Friday, November 27, 2009

Eating Animals

Tonight I finished reading Eating Animals, the book by Jonathan Safran Foer that's been getting all kinds of press. I liked most of it, agreed with most of it, and am giving a copy to my mom for Christmas. I am glad the book is so thorough in describing problems with our current animal agricultural system, and I think that's where it needed to focus in order to be most persuasive to the greatest number of people.

Unfortunately, it seems like a lot of people are taking in the arguments in Eating Animals and concluding that the solution lies in abolishing factory farming, not embracing veganism (and I think that's probably by design). That's what happens when you focus on the animal welfare story instead of the animal rights story. Even if "happy meat" is a total myth, people really really want to believe that it's possible.

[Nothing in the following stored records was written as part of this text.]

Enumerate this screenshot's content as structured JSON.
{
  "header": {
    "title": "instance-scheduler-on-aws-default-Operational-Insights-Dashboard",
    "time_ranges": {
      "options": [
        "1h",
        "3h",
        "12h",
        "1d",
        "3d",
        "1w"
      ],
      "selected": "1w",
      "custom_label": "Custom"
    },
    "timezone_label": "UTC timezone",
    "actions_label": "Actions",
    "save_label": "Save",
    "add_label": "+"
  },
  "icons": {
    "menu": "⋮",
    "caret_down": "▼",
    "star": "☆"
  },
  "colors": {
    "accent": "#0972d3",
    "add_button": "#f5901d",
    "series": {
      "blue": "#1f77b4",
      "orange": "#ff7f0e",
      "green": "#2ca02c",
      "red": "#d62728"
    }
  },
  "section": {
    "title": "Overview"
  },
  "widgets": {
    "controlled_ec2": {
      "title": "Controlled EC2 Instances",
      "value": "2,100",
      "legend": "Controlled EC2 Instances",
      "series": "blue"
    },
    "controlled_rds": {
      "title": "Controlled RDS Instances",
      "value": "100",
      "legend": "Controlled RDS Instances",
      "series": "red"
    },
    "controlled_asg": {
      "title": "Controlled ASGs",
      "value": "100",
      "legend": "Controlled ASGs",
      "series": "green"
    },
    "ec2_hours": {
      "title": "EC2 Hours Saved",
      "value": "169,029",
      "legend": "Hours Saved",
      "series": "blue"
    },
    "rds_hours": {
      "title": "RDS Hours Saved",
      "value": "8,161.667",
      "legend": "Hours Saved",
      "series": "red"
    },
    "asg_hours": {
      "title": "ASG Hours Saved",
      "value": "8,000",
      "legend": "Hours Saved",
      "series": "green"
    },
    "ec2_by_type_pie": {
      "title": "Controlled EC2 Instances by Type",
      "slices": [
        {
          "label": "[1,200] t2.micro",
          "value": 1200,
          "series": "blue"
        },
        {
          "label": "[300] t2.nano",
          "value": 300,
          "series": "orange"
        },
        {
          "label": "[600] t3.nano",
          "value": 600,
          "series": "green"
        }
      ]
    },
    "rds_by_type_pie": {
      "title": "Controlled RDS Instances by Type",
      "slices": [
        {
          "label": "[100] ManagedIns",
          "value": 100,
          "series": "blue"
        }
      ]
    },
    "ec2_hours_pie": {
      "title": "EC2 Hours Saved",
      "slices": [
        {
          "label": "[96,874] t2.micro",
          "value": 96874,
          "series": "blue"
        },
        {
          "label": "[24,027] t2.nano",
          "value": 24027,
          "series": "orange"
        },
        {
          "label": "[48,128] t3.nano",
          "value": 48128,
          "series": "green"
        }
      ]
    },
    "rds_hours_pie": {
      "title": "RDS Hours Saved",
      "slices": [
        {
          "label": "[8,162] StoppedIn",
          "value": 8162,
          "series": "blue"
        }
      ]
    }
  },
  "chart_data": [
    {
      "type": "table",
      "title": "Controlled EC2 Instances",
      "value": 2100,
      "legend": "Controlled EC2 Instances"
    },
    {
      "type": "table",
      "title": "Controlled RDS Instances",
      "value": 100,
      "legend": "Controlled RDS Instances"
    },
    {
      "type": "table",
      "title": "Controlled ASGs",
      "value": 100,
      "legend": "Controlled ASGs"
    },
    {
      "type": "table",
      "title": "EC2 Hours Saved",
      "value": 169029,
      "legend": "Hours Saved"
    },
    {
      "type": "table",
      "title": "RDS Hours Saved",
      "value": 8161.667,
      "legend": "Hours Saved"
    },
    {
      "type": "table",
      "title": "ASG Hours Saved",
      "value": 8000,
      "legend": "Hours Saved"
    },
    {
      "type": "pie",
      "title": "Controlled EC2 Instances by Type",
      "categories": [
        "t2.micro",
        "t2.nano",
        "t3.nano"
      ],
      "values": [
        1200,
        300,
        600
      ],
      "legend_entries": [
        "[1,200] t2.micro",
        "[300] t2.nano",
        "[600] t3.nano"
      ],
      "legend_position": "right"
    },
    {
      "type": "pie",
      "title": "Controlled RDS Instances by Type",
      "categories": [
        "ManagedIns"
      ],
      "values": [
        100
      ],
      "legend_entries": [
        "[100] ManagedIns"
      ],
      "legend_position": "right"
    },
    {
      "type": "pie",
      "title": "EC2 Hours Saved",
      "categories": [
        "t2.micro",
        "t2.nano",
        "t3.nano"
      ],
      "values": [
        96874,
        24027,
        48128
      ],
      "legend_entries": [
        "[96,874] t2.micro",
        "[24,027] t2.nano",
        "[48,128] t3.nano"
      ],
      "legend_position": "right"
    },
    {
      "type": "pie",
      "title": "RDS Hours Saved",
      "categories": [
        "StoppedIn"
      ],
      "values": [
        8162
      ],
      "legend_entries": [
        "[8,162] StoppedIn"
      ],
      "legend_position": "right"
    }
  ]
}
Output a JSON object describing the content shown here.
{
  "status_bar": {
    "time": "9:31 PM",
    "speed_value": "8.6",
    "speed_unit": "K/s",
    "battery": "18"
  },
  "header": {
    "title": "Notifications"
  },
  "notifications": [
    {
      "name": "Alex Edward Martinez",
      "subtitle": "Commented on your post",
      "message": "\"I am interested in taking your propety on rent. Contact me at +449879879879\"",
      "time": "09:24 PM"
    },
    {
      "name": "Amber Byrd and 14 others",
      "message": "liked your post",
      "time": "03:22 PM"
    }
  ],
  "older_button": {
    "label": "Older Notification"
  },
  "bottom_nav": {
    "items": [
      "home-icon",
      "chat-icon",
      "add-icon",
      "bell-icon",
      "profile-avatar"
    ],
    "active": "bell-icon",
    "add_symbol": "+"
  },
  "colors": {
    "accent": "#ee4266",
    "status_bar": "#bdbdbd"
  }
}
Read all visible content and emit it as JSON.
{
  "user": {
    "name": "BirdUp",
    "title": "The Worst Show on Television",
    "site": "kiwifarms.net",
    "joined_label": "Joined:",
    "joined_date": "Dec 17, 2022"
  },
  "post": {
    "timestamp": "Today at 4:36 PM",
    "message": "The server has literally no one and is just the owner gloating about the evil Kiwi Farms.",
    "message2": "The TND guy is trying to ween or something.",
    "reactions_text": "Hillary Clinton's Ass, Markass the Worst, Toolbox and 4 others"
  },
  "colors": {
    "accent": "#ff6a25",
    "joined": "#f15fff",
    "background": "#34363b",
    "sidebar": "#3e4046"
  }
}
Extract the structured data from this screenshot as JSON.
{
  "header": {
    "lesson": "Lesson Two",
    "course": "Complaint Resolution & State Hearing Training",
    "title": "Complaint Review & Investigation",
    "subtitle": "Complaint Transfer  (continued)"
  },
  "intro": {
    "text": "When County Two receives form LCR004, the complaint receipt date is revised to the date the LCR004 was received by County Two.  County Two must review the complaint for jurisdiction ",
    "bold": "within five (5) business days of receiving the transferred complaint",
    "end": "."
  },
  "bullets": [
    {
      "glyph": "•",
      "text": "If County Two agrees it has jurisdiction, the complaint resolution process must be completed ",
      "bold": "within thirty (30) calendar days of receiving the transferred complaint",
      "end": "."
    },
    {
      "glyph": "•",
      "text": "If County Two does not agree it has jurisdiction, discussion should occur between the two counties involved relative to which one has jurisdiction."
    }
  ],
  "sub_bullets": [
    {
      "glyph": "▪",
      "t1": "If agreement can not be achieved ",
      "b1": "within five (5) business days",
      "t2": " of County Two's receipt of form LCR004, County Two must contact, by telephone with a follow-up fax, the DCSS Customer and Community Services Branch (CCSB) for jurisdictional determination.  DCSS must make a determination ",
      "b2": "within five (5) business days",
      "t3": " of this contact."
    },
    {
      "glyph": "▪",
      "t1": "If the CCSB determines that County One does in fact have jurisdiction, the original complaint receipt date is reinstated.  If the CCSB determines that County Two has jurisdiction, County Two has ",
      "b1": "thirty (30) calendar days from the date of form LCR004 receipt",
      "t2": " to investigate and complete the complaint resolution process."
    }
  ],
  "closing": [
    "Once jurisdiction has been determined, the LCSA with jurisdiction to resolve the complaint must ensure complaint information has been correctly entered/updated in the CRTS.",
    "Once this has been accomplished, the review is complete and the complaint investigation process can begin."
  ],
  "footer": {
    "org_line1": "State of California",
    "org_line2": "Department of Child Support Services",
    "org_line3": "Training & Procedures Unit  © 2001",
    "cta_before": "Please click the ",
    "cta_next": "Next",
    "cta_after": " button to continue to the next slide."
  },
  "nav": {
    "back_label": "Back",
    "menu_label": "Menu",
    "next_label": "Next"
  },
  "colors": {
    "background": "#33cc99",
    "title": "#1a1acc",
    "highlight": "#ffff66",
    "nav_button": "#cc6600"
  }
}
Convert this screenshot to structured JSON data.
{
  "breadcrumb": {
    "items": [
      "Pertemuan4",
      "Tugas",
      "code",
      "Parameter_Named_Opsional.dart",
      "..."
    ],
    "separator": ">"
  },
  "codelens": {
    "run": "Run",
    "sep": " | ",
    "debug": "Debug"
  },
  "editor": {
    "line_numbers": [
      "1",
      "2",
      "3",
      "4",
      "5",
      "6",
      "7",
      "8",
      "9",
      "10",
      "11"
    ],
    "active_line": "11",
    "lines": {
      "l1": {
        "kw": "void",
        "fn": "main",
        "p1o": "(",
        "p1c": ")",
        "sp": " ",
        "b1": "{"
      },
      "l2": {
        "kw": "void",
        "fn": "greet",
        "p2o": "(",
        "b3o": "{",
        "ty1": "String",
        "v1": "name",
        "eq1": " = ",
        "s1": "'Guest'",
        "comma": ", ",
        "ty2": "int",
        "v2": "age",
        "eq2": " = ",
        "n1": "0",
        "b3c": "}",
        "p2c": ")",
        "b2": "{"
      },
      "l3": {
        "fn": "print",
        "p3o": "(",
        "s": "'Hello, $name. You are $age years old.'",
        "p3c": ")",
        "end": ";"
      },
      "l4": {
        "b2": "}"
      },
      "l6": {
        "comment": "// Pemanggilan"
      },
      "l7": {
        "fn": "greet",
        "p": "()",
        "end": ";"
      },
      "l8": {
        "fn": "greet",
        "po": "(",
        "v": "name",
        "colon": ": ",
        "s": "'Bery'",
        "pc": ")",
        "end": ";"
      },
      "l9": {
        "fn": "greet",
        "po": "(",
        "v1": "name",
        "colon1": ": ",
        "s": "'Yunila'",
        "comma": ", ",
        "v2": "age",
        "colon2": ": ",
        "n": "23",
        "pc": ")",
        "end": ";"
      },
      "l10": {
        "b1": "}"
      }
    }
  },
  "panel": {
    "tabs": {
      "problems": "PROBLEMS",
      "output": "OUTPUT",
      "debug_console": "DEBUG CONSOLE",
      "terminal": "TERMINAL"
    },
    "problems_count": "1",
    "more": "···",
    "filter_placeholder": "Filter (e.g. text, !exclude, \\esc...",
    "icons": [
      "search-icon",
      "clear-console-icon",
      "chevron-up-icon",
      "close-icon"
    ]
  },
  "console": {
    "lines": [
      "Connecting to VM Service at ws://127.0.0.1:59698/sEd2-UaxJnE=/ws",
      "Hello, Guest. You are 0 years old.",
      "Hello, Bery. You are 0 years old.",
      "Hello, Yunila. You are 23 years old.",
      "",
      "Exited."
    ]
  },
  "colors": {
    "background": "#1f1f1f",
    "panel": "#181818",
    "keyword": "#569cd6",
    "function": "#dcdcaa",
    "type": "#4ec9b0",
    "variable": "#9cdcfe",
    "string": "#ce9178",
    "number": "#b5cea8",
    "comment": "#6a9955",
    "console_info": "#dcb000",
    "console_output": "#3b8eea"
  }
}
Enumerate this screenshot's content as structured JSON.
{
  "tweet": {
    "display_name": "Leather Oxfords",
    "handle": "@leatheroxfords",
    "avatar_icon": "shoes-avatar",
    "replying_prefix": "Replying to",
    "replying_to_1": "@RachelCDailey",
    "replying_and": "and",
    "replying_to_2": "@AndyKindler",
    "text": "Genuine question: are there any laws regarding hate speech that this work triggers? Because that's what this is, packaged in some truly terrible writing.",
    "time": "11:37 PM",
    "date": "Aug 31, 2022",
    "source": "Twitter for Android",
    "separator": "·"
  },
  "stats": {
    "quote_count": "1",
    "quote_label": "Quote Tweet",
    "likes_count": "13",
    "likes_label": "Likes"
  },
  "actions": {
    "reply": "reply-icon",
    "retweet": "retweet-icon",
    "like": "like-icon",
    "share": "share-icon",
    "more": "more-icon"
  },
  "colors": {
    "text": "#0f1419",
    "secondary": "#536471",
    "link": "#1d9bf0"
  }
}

Here are some quotes from the book that I thought were particularly interesting.

From p. 109:

In the past fifty years, as factory farming spread from poultry to beef, dairy, and pork producers, the average cost of a new house increased nearly 1,500 percent; new cars climbed more than 1,400 percent; but the price of milk is up only 350 percent, and eggs and chicken meat haven't even doubled. Taking inflation into account, animal protein costs less today than at any time in history. (That is, unless one also takes into account the externalized costs -- farm subsidies, environmental impact, human disease, and so on -- which makes the price historically high.

This is the kind of information that most people don't know, but it makes total sense. If in fact "Americans eat 15o times as many chickens now as we did only 80 years ago" (p. 137 in the book and mentioned in several interviews he's given), it's because of this.

By the way, according to the "Broilers: production and income" worksheet found on this page, there were 34 million broiler chickens produced in 1934 and 8.7 billion produced in 2oo4 -that's 256 times more in 70 years.

Here's another interesting passage (p. 220-221):

The idea of robustly humane animal agriculture isn't so much seen as objectionable to most people who work in the name of animal rights as it is hopelessly romantic. From the vantage of animal rights, the animal welfare position is like proposing we take away basic legal rights for children, offer huge financial incentives for working children to death, place no social taboo on using goods made from child labor, and somehow expect that toothless laws advocating "child welfare" will ensure that they are treated well.

In a section discussing Michael Pollan's work, Foer writes (p. 229):

...virtually all of the time, one's choice is between cruelty and ecological destruction, and ceasing to eat animals... A meat industry that follows the ethics most of us hold (providing a good life and an easy death for animals, little waste) is not a fantasy, but it cannot deliver the immense amount of cheap meat per capita we currently enjoy.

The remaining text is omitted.